Diritto del lavoro e legislazione sociale
15 Marzo 2024
Si propone un’analisi sul congedo parentale, soprattutto in riferimento a quanto di nuovo è stato previsto dalle recenti disposizioni.
Come riportato sul sito dell’Inps, alla pagina a esso dedicata, il congedo parentale è definito come “un periodo di astensione facoltativa dal lavoro, concesso ai genitori per prendersi cura del bambino nei suoi primi anni di vita e soddisfare i suoi bisogni affettivi e relazionali”. Si tratta, dunque, di un istituto di natura previdenziale volto ad assicurare la possibilità a lavoratrici e lavoratori dipendenti in costanza di rapporto, di astenersi dalla resa della prestazione.
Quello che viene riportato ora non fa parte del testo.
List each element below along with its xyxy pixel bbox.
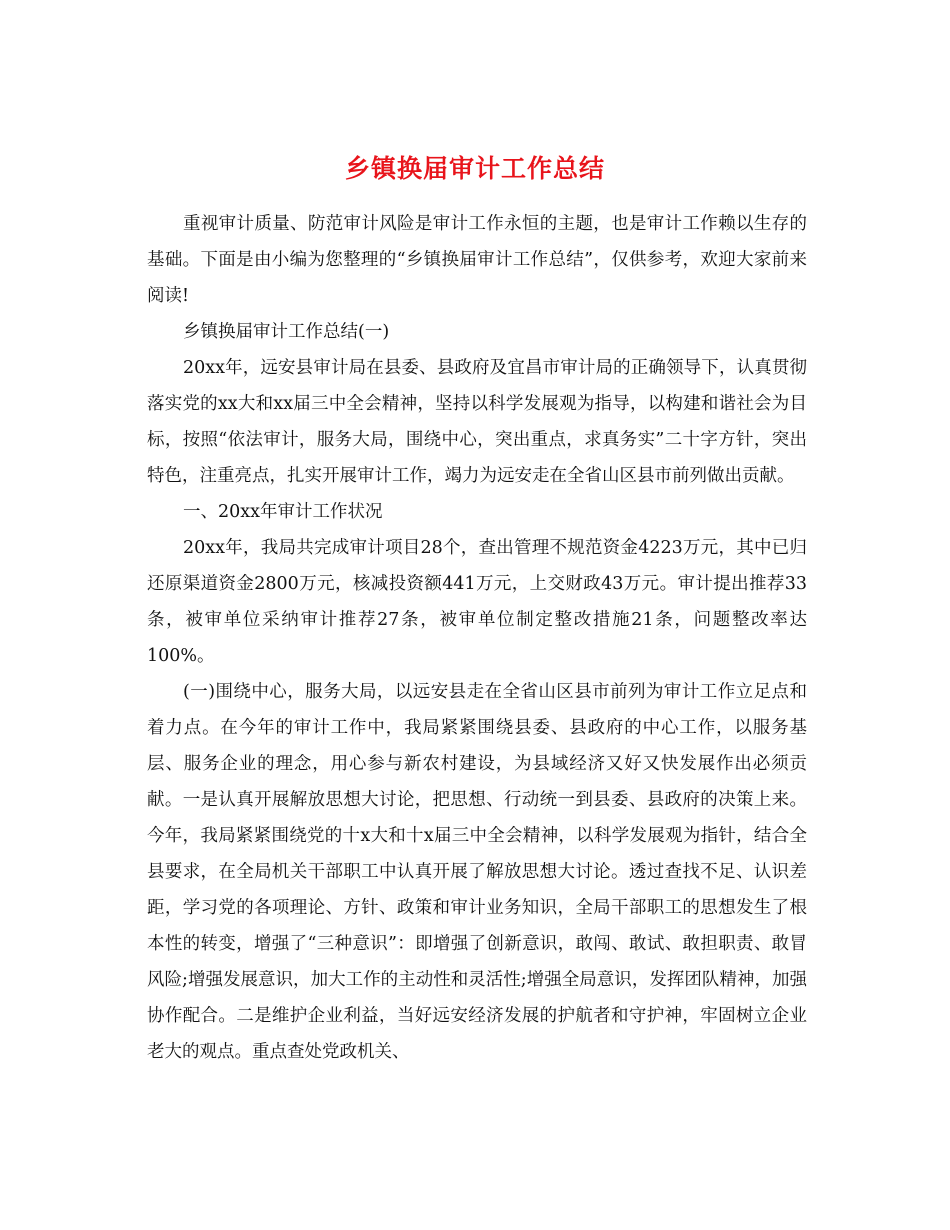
body-paragraph-3: (一)围绕中心，服务大局，以远安县走在全省山区县市前列为审计工作立足点和着力点。在今年的审计工作中，我局紧紧围绕县委、县政府的中心工作，以服务基层、服务企业的理念，用心参与新农村建设，为县域经济又好又快发展作出必须贡献。一是认真开展解放思想大讨论，把思想、行动统一到县委、县政府的决策上来。今年，我局紧紧围绕党的十x大和十x届三中全会精神，以科学发展观为指针，结合全县要求，在全局机关干部职工中认真开展了解放思想大讨论。透过查找不足、认识差距，学习党的各项理论、方针、政策和审计业务知识，全局干部职工的思想发生了根本性的转变，增强了“三种意识”：即增强了创新意识，敢闯、敢试、敢担职责、敢冒风险;增强发展意识，加大工作的主动性和灵活性;增强全局意识，发挥团队精神，加强协作配合。二是维护企业利益，当好远安经济发展的护航者和守护神，牢固树立企业老大的观点。重点查处党政机关、 — [147, 682, 807, 1062]
subsection-heading-1: 一、20xx年审计工作状况 — [183, 502, 383, 522]
section-heading-1: 乡镇换届审计工作总结(一) — [183, 322, 390, 342]
body-paragraph-1: 20xx年，远安县审计局在县委、县政府及宜昌市审计局的正确领导下，认真贯彻落实党的xx大和xx届三中全会精神，坚持以科学发展观为指导，以构建和谐社会为目标，按照“依法审计，服务大局，围绕中心，突出重点，求真务实”二十字方针，突出特色，注重亮点，扎实开展审计工作，竭力为远安走在全省山区县市前列做出贡献。 — [147, 358, 807, 486]
intro-paragraph: 重视审计质量、防范审计风险是审计工作永恒的主题，也是审计工作赖以生存的基础。下面是由小编为您整理的“乡镇换届审计工作总结”，仅供参考，欢迎大家前来阅读! — [147, 214, 807, 306]
document-title: 乡镇换届审计工作总结 — [344, 153, 605, 183]
document-body — [147, 206, 807, 1070]
body-paragraph-2: 20xx年，我局共完成审计项目28个，查出管理不规范资金4223万元，其中已归还原渠道资金2800万元，核减投资额441万元，上交财政43万元。审计提出推荐33条，被审单位采纳审计推荐27条，被审单位制定整改措施21条，问题整改率达100%。 — [147, 538, 807, 666]
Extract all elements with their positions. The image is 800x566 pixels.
Spesso gergalmente definito come “congedo di maternità facoltativo” o ancor più semplicemente “maternità facoltativa” in virtù della sua non obbligatorietà, si sostanzia nella discrezione del lavoratore divenuto genitore di richiedere un periodo di temporanea assenza dal lavoro, pur mantenendo in essere il rapporto lavorativo.
Si rammenti come, a differenza del congedo di maternità e paternità obbligatorio, il cui periodo di fruizione è strettamente legato all’evento parto o all’entrata nel nucleo familiare del bambino adottato o affidato, il periodo di fruizione del congedo parentale si lega indissolubilmente alle esigenze naturali e fisiologiche dell’infante, le quali comportano la necessaria assistenza di almeno uno dei genitori. Per tale motivo, il legislatore ha istituito un congedo rivolto a entrambi i genitori, fruibile entro i primi 12 anni di età del bambino (limite da conteggiarsi, invece, dal momento dell’adozione o di affidamento in tali casi), consistente nella possibilità di astenersi per un periodo complessivo non superiore a 10 mesi.
Infatti, ciascun genitore ha la facoltà di fruire al massimo di 6 mesi, continuativi o frazionati, e con esclusivo riferimento al padre, nel qual caso questi fruisse di almeno 3 mesi, il totale ad esso riservato verrebbe ad elevarsi a 7 e, dunque, il limite complessivo si innalzerebbe fino a 11 mesi. Va sottolineato come, nel caso di parti, adozioni o affidamenti plurimi, il diritto al congedo in esame spetta alle stesse condizioni per ogni bambino. La fruizione dei periodi citati, a partire dal 2012, è divenuta possibile anche in modo frazionato, vale a dire su base oraria. Ove il rapporto di lavoro venisse meno nel mentre della fruizione del congedo, tale diritto cesserebbe di conseguenza, a far data dal giorno in cui il rapporto si interrompe.
È stabilita la corresponsione di un’indennità a carico dell’Inps, quantificata nel 30% della retribuzione media giornaliera, per un periodo massimo complessivo di 9 mesi. Nel dettaglio è stabilito che, per ciascun genitore, i mesi indennizzati e non trasferibili siano 3 ognuno, cui si aggiungono ulteriori 3 mesi, per un totale complessivo di 9 mesi indennizzati, la cui scelta su chi sia il genitore fruitore è rimessa agli stessi. L’indennità spetta per i mesi successivi al 9° nel solo caso in cui il reddito individuale del genitore richiedente sia inferiore a 2,5 volte l’importo annuo del trattamento minimo di pensione.
Le leggi di Bilancio 2023 e 2024 sono intervenute sul tema, disponendo una revisione dell’ammontare dell’indennità. Per il genitore che fruisca del congedo entro il 6° anno, il cui periodo di astensione obbligatoria sia terminato entro il 31.12.2023, può vedersi corrisposta l’indennità di 1 mese su 3 (tra i mesi non trasferibili) elevata all’80% della c.d. “RMG”.
Per coloro i quali, invece, terminino il congedo obbligatorio in data successiva al 31.12.2023, sono previsti 2 mesi la cui indennità viene maggiorata: 80% della retribuzione per i primi 2 mesi se goduti entro il 31.12.2024, oppure 80% il 1° mese se goduto entro il 31.12.2024 e 60% il 2° mese se goduto dopo il 31.12.2024.